It's a fascinating subject to me. I am a connoisseur of world views, and I'm intrigued by how world views change in the face of recalcitrant reality. Unfortunately, though, only a few of the chapters deal with persistent mysteries that pose real problems to our best theories. The others deal with results that can't be consistently repeated (cold fusion, life on Mars, signals from outer space) or with philosophical mysteries that don't challenge existing theories per se (free will, the meaning of death, the persistence of homeopathy).
The best chapters dealt with challenges to our theories of physics, because the anomalies are widely recognized and suggest that we might be missing (or misunderstanding) something fundamental.
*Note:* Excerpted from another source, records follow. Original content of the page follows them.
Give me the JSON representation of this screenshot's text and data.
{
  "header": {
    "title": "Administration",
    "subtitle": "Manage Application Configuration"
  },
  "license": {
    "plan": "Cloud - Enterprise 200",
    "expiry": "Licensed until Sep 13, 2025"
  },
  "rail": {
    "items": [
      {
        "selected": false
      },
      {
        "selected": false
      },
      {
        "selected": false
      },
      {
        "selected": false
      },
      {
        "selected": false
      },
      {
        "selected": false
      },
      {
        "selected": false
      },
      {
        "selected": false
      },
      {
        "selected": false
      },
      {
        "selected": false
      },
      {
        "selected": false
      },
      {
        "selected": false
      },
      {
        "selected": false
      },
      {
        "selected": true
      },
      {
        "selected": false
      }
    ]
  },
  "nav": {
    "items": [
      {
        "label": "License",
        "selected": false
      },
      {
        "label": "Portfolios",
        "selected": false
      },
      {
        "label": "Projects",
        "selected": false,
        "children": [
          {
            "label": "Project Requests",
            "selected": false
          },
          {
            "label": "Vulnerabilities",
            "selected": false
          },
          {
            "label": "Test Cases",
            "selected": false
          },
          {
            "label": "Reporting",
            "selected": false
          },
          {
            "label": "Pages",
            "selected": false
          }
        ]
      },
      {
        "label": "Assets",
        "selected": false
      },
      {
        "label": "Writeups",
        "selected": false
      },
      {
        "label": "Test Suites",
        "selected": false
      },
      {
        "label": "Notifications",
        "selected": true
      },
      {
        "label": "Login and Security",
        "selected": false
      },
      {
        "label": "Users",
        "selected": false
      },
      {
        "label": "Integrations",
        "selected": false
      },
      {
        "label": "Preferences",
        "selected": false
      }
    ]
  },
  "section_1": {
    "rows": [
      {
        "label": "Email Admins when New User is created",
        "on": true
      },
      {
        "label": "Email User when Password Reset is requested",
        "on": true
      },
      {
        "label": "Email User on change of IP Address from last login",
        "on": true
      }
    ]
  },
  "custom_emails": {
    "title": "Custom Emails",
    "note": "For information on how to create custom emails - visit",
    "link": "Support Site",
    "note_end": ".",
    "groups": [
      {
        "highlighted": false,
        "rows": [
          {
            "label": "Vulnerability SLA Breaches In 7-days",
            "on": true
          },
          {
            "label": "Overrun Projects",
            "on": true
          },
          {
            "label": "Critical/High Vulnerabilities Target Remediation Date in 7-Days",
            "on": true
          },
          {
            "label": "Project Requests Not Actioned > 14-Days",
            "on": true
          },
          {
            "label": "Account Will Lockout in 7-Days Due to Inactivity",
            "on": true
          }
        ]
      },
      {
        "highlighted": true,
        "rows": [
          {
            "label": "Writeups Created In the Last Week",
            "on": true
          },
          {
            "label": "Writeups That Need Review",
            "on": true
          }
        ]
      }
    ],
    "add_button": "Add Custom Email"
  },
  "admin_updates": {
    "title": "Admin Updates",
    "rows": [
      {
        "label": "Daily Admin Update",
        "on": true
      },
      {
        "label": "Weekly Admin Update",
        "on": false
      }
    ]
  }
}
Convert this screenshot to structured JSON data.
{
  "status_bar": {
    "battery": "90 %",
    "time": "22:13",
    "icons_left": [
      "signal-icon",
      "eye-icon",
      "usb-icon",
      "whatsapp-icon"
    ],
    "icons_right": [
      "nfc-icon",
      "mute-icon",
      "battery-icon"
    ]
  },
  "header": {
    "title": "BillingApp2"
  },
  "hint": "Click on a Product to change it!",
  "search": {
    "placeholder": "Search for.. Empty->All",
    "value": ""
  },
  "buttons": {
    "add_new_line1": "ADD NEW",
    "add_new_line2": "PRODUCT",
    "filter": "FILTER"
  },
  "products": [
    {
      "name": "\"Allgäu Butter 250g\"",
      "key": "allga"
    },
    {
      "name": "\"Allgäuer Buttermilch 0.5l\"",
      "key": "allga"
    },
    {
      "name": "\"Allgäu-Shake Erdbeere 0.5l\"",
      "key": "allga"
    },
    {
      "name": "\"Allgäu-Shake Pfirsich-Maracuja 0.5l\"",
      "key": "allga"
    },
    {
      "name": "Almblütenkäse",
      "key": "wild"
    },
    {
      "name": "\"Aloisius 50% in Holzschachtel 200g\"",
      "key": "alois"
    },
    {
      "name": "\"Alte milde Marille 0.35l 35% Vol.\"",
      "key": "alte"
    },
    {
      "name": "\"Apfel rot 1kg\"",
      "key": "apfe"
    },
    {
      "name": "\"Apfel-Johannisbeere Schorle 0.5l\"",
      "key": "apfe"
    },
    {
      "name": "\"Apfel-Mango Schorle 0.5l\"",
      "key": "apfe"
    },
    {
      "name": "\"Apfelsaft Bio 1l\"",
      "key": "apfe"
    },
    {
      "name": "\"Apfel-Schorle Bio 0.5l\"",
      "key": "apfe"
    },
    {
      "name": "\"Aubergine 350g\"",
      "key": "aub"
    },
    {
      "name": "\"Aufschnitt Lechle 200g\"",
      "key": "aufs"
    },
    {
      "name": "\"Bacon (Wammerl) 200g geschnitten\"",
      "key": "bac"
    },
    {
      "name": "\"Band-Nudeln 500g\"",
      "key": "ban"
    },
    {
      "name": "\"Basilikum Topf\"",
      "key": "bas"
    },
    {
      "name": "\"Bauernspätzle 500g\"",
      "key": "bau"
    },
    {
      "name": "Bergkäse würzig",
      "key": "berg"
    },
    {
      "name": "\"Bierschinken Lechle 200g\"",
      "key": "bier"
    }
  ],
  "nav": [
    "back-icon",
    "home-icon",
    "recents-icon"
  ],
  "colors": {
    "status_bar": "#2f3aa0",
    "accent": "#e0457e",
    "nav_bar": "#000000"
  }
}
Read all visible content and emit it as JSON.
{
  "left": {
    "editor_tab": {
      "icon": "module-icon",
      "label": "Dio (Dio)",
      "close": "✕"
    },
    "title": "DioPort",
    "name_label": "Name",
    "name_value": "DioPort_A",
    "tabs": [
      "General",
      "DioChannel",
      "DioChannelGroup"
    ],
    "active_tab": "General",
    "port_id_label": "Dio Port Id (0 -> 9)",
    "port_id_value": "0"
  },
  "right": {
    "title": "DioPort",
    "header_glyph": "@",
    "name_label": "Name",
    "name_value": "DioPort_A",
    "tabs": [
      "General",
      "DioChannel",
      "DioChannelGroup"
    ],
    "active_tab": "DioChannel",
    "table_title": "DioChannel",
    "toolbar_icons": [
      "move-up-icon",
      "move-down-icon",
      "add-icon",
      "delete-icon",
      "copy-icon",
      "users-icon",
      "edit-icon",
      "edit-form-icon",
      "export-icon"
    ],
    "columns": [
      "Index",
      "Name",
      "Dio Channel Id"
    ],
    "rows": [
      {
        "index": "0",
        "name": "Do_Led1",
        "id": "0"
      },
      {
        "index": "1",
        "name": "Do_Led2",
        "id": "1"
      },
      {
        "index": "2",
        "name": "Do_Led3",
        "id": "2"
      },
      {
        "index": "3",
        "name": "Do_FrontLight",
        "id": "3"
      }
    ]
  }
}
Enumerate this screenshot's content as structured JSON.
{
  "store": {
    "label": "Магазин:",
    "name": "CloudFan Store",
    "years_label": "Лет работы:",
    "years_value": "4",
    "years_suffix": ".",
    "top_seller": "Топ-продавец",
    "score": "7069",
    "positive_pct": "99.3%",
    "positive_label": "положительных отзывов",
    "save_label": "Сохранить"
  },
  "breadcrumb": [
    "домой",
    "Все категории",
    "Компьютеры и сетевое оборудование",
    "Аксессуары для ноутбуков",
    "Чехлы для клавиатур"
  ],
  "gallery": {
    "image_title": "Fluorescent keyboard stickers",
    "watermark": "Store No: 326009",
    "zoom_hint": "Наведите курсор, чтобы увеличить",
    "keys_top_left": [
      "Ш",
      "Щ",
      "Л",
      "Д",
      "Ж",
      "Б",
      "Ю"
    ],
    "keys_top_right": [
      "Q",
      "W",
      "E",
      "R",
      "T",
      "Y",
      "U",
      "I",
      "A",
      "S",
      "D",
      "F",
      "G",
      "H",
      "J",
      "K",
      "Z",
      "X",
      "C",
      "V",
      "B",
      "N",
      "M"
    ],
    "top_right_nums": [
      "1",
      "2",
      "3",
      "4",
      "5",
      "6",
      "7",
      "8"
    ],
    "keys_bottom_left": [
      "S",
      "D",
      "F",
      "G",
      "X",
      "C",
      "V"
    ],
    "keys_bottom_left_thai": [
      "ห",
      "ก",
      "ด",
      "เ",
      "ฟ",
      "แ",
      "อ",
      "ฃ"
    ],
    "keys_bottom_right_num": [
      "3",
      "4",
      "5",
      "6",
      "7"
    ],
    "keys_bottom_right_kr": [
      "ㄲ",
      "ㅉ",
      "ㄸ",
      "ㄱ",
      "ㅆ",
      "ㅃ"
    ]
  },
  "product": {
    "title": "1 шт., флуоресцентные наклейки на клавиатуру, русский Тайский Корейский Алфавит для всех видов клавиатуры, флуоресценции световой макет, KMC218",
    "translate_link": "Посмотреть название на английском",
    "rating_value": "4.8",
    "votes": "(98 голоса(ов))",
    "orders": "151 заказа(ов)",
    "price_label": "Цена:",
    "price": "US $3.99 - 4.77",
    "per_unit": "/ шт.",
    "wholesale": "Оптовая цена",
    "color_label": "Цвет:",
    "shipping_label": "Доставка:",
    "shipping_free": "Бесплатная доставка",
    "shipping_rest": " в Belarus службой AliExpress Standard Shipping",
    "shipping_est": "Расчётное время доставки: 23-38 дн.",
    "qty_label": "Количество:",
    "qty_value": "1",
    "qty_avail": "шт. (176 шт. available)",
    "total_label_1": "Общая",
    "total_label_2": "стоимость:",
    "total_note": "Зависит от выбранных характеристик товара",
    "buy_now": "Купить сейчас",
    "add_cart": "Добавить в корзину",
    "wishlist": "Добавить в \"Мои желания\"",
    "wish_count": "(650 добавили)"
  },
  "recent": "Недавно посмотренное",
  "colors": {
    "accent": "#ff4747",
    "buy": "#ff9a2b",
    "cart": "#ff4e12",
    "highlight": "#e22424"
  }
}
The final chapter, on homeopathy, was one of the weakest, but it did refer to some interesting research about the structure of water that I plan to follow up on.
For the record, the 13 things that don't make sense are:
- The universe appears to contain only about 4 percent of the matter we'd expect it to based on our theories of physics.
- The trajectory of the Pioneer spacecraft we launched in the 1970s suggests a force other than gravity is pulling on them.
- The phase shifts in the light from distant stars suggest that some universal constants may actually vary in different parts of the universe.
- Some experimenters have managed to create "cold fusion" reactions that appear to put out more energy than was put into them.
- We don't know how to create life, or even define what the term means.
- The Viking spacecraft initially found evidence of life on Mars, but was it valid evidence?
- We once received a signal from an empty region of space that looked like one from an intelligent source.
- A researcher in England discovered a giant virus that looks more like a bacteria.
- We can't explain the evolutionary logic of death.
- We can't explain the evolutionary logic of sex.
- All scientific research suggests that we don't have free will. But we do, right?
- We don't have a good explanation for the placebo effect.
- Homeopathy is patently absurd, but it's still going strong after a few hundred years.